Page 94 of Gryphon

“Uh, Tamar, I don’t know what happened…” If he could hear his own lie, she certainly could as well.

And he was so sick of lies he could scream.

“T’rats’i! No, I know exactly what happened. They were trying to start a war between NATO and Russia. They may have succeeded, I don’t know if we stopped them in time.”

She took another step out onto the rooftop patio.

Her eyes scanned from Kancheli to Kurbanov, then back to Kancheli.

Tamar opened her mouth to speak when the sharp crack of a bullet’s supersonic passage resounded off the glass.

78

“Now that. That was sweet.”

Holly worked the bolt to chamber another round before looking to see if she agreed with Max’s assessment.

She did.

79

Pavle had flinched, but felt no pain. Tamar hadn’t shot him.

Instead, she was cradling her hand and looking down at the MP5K.

In hindsight, he could see what happened.

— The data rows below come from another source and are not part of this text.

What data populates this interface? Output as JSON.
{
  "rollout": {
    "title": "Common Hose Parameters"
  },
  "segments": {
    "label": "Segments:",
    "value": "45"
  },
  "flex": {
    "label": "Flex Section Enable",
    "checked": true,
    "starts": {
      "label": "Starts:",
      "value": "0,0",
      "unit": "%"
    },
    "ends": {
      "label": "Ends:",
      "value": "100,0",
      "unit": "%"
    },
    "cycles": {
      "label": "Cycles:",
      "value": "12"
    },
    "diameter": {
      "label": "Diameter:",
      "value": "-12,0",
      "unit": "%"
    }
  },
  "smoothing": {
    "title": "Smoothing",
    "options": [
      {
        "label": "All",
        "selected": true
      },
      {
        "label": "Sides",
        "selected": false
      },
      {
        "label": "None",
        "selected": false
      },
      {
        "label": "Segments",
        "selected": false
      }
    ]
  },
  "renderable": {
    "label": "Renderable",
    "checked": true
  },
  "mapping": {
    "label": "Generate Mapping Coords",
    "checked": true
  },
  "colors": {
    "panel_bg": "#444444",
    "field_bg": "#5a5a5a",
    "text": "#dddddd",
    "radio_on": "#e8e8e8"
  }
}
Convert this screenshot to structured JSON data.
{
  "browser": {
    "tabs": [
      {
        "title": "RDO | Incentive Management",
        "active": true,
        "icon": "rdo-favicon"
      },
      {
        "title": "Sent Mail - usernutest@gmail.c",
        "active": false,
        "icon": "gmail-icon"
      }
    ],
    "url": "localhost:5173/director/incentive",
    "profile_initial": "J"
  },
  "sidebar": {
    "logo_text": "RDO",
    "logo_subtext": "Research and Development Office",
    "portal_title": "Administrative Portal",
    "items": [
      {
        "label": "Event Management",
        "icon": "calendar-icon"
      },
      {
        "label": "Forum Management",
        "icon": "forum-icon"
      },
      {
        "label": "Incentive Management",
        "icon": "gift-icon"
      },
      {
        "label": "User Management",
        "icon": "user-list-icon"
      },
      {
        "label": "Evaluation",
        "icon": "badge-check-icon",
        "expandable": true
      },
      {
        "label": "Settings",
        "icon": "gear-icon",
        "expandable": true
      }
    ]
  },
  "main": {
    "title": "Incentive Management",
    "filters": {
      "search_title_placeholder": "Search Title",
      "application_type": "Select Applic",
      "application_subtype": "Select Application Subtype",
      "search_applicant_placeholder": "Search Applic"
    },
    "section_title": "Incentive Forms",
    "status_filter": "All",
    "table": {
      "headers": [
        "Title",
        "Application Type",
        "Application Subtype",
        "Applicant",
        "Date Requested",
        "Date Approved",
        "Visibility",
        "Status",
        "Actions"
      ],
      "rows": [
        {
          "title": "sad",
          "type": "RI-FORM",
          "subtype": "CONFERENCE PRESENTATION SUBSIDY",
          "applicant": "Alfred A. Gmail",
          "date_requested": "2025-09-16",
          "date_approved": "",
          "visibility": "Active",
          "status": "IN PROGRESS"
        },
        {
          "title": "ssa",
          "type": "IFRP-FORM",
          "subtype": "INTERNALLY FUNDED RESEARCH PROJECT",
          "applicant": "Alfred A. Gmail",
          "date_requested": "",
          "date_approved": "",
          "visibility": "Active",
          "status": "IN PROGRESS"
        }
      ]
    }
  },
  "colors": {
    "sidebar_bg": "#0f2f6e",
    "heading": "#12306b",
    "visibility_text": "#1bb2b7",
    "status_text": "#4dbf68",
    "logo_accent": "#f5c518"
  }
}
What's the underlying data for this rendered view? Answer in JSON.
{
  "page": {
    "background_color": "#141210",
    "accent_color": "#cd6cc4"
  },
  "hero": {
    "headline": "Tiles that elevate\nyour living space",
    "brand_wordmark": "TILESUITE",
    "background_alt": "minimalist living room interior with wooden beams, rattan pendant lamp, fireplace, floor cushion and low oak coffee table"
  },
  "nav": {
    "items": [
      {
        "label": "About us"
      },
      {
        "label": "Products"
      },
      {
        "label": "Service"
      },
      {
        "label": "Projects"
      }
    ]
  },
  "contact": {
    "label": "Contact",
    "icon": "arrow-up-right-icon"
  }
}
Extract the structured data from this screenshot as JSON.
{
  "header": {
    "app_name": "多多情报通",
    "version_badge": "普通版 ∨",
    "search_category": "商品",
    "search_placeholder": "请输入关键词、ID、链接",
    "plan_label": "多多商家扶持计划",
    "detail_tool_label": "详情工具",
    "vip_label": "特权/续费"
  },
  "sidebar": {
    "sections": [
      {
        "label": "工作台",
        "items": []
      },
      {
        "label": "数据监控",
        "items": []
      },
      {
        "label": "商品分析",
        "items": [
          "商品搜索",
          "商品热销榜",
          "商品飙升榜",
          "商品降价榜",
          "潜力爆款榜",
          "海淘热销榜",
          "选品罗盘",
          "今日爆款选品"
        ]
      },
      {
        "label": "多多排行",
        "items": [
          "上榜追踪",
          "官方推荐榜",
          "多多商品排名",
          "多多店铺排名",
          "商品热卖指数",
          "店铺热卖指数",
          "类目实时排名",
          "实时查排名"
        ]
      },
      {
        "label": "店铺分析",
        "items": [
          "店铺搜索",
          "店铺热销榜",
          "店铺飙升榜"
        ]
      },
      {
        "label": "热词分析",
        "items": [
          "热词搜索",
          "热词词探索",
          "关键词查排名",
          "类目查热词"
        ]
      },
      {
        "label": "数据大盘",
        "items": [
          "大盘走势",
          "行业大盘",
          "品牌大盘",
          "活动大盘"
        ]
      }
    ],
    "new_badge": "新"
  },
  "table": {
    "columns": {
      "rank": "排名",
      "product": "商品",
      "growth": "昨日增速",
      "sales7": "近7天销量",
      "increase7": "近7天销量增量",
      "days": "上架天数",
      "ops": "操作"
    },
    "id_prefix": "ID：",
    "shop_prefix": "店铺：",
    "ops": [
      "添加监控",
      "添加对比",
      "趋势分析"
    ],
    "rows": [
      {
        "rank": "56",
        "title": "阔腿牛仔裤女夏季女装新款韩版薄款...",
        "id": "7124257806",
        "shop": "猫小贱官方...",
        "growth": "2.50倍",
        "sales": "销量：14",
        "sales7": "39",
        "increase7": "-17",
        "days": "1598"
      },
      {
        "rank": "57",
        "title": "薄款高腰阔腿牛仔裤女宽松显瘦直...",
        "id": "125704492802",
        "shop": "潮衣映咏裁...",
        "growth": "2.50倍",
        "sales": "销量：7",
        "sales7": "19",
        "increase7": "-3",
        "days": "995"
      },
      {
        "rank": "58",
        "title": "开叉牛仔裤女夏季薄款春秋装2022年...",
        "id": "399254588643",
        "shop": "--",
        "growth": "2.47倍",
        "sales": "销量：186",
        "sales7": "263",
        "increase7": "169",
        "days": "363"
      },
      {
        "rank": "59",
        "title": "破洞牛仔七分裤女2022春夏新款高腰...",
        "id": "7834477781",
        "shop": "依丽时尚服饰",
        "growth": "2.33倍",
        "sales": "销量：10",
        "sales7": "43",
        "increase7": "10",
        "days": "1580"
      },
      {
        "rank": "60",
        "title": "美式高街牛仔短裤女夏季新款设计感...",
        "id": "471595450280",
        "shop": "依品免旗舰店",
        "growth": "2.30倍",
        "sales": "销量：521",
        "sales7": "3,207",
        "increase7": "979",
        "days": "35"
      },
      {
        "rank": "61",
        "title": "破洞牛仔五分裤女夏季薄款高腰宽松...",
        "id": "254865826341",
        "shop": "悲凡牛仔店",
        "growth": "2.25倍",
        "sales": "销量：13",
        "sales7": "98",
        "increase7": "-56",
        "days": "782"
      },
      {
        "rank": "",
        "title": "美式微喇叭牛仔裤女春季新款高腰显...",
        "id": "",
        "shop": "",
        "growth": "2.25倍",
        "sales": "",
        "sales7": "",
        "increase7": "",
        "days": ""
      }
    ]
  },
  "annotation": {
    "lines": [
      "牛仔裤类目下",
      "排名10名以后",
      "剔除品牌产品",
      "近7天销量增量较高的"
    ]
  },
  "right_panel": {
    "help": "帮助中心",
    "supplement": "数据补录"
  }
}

One moment, the submachine gun centered rock steady on his chest as Tamar scanned the two corpses.

The next, the gun flew aside, skidding along the paving stones until it tumbled against the low parapet and stopped there.

As if by mutual consent, he and Tamar both moved close enough to look at it.

The small gun had been mostly folded in half by the round that had struck it side-on. He glanced back up at the Chronicle and wondered whether he had Max or the Aussie to thank for his reprieve.

The question remained as to how long a reprieve that might be.

Tamar looked at him and whispered the first words she’d ever spoken to him.

“Starting a war?”

Pavle nodded.

She sighed as she looked down at the remains of Chief Kancheli, “My father always was a bastard.”

He almost laughed. His future father-in-law would be a delight compared to Kancheli.

80

Someone on the bridge made a horrid retching sound. Kerstin hoped that they didn’t puke on some critical system.

Slaloming a seventy-meter corvette displacing over six hundred tonnes shared little with the feeling of a weaving ski boat. The ship didn’t twist and dance, it lurched from one tack to the other.

Knowing that a couple hundred kilos of explosives was hunting them, with highly sophisticated electronics specializing in ignoring false signals, didn’t help.

“Positive tracking,” tactical called out. “Half a kilometer at eight-three degrees. Thirty seconds out.”

She glanced at the clock. Three minutes before the torpedoes would be out of fuel.